April 22, 2016 19:39

The main trend in 2015 was that the authorities abandoned the practice of maintaining employment at all costs and adjusting production volumes in the industry to the current demand for manufactured products.

In 2016, the government will have to deal with the building up of cyclical crisis against the backdrop of considerable uncertainty in the foreign trade due to the unpredictable dynamics of oil prices and the situation on the Russian market.

The industry is likely to suffer from a further reduction in production volumes, due to the persisting negative trends in the Russian economy.

The food industry is likely to face increasing competition, both on foreign and domestic markets, which will be due to the Russian industry’s attempts to diversify imports and pressure from Ukrainian products.

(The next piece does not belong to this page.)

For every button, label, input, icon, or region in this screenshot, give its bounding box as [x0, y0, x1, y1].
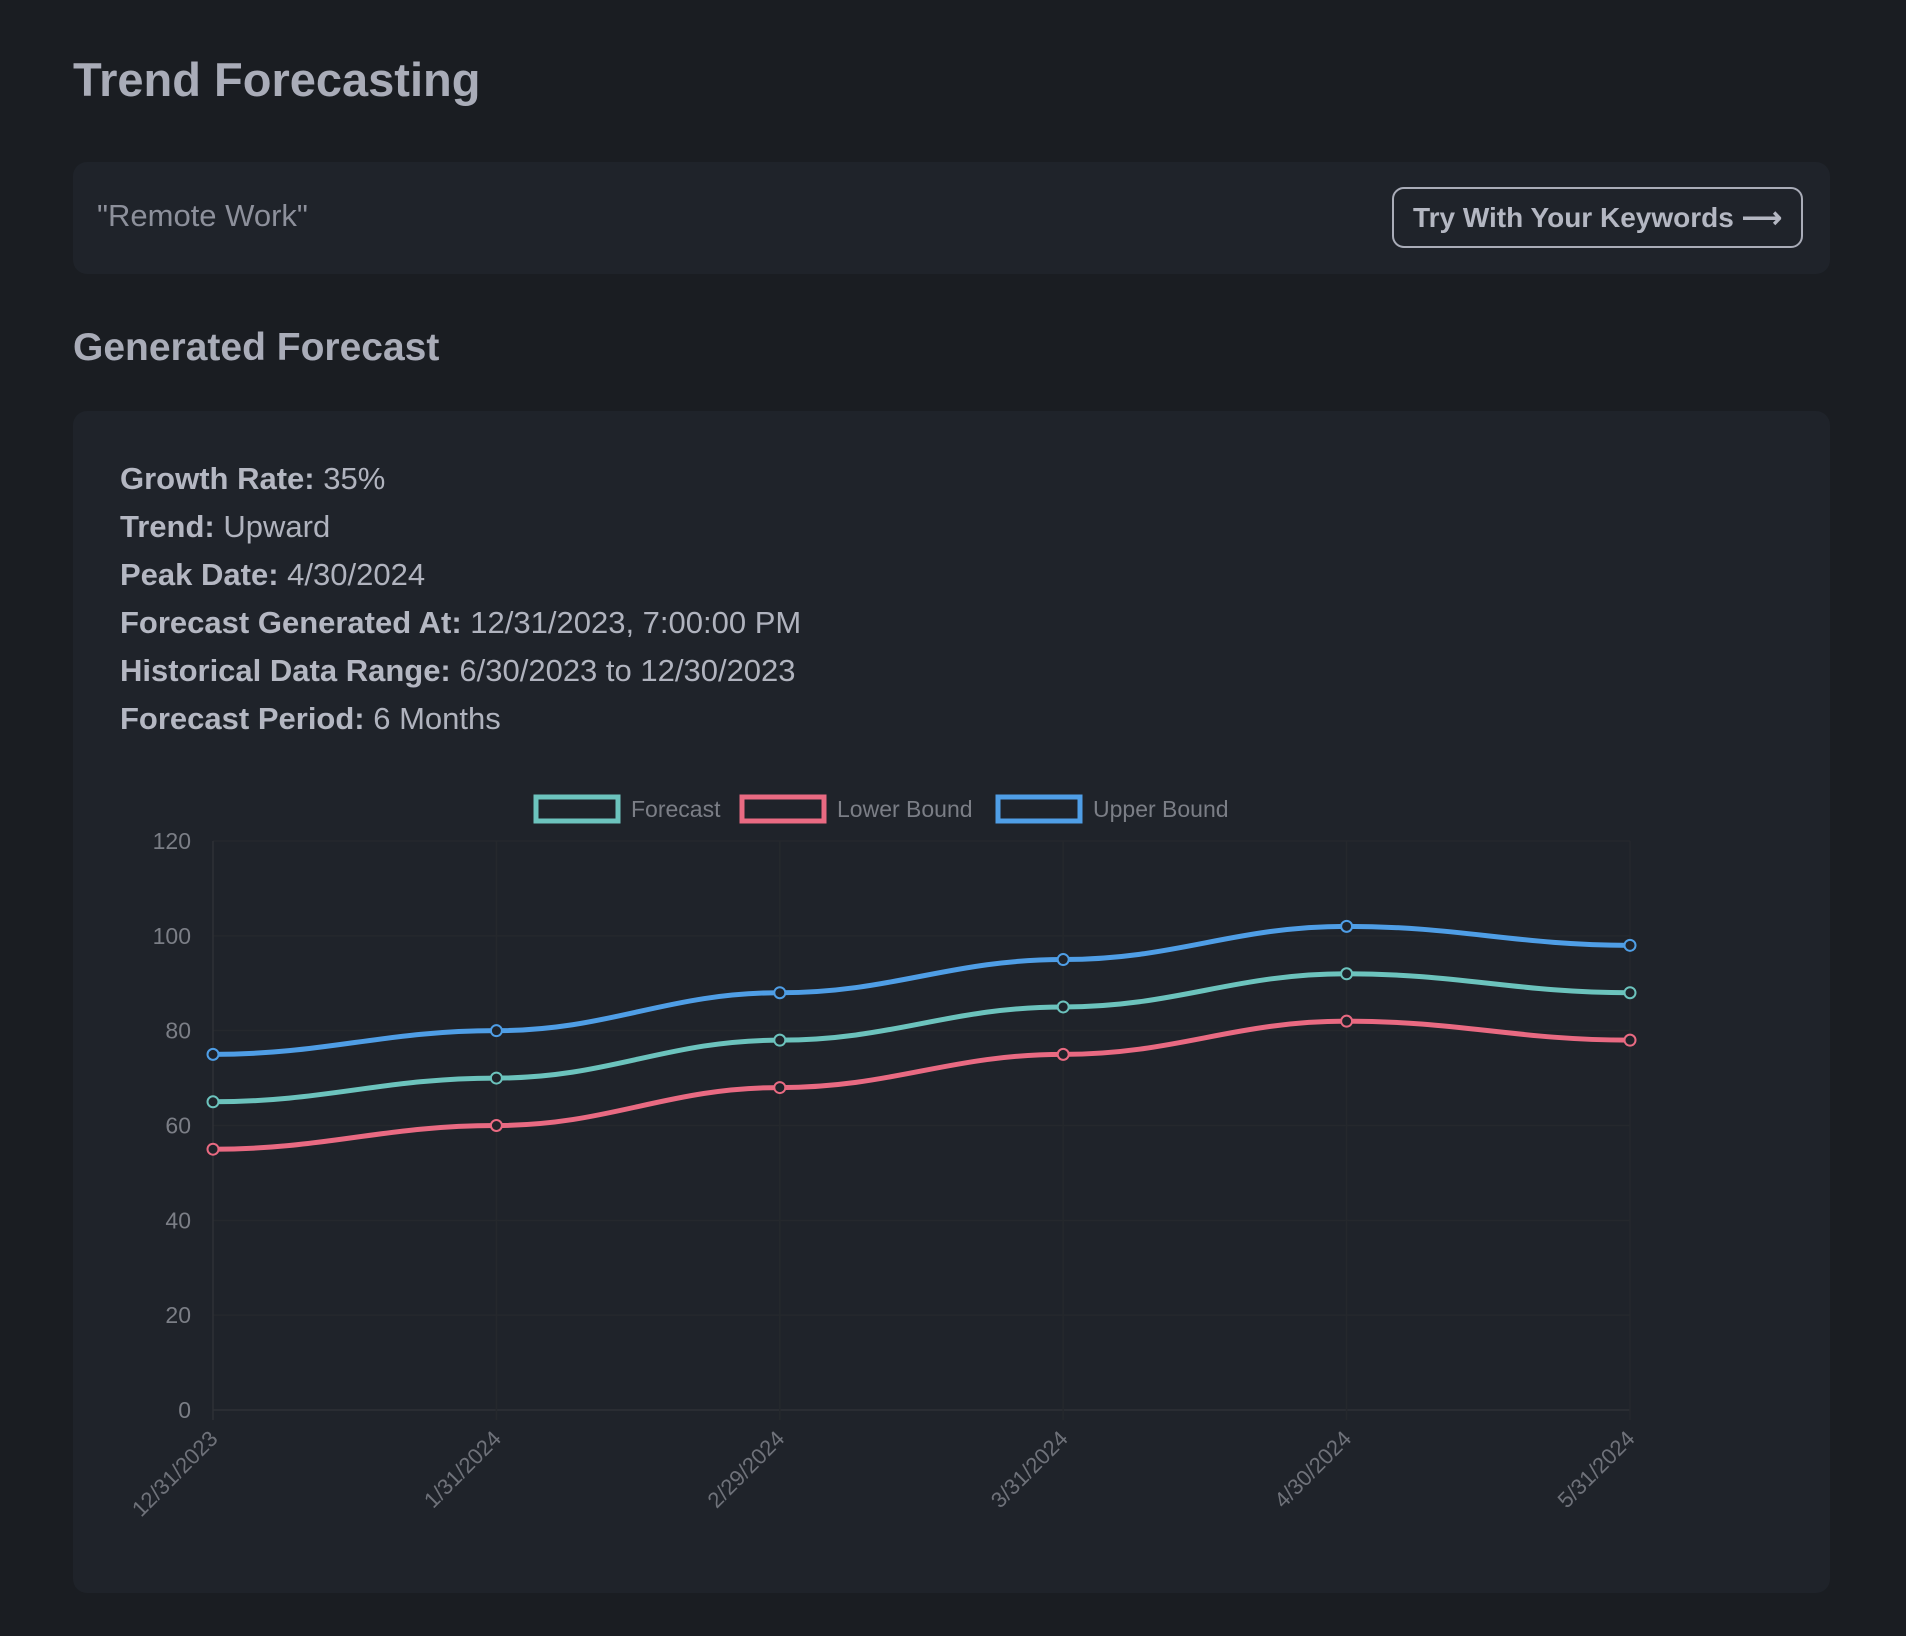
y-tick-label: 0 [178, 1397, 191, 1423]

The fall in food prices and the devaluation of national currencies in several countries-buyers of the Belarusian fertilizers, create an unfavourable background for the chemical industry in 2016.

Machine-building enterprises will continue to adjust to falling demand for their products in Russia. Diversification of foreign trade would not compensate for a further drop in sales on the Russian market. Belarusian oil industry, thanks to new agreements will increase oil supplies and may increase production in 2016, however this positive impact will not compensate for the drop in production in other industries.

In foreign trade, next year Belarus is likely to attempt to take advantage of the Russian embargo on import from several countries and organize re-export of goods from the sanctions list. The decline in natural gas prices will have a negative impact on exports of chemical products on foreign markets.

Oil prices will have a significant impact on foreign trade, which is impossible to predict. Trade conflicts within the Eurasian Union are likely to increase and member countries may introduce reciprocal bans on the supply of some goods. Imports will continue to be under pressure on the domestic market and additional preferences for domestic products may be introduced. The state will renew attempts to restrict consumer imports, including in online trading.

The situation with the state foreign exchange reserves will depend on the effectiveness of negotiations with the Russian government and the IMF. Belarus’ consent to a partial economic reform would send a positive signal to foreign investors, and in the case of access to international financial markets, would attract the required financial resources to repay domestic and external public debt. If Russia grants a new USD 2-3 billion loan, economic reforms may be postponed until there is a new financial need.

Without improving financial health in agriculture, the problem with settlements in the economy will not be resolved. In 2016, one of the main reasons for enterprises of different ownership seizing their operations would be a significant amount of overdue receivables.

A significant reduction in the interest rate on loans in the banking sector is very unlikely due to the absence of non-equity long-term credit resources in the national currency. The National Bank will carry out a tight monetary policy targeting inflation, which will not envisage a significant expansion of the money supply and lowering the discount rate below 20% per annum.

In 2016, Belarus’ GDP is likely to continue to reduce and in the best case scenario will be around 1%-1.5%.

If oil prices drop below USD 40 per barrel, the economy may contract by almost 3%. This will require depreciation of the national currency at circa 25-30%, which will inevitably lead to a further decline in the living standards. If that is the case, the likelihood of systemic reforms will increase and they may start in 2017.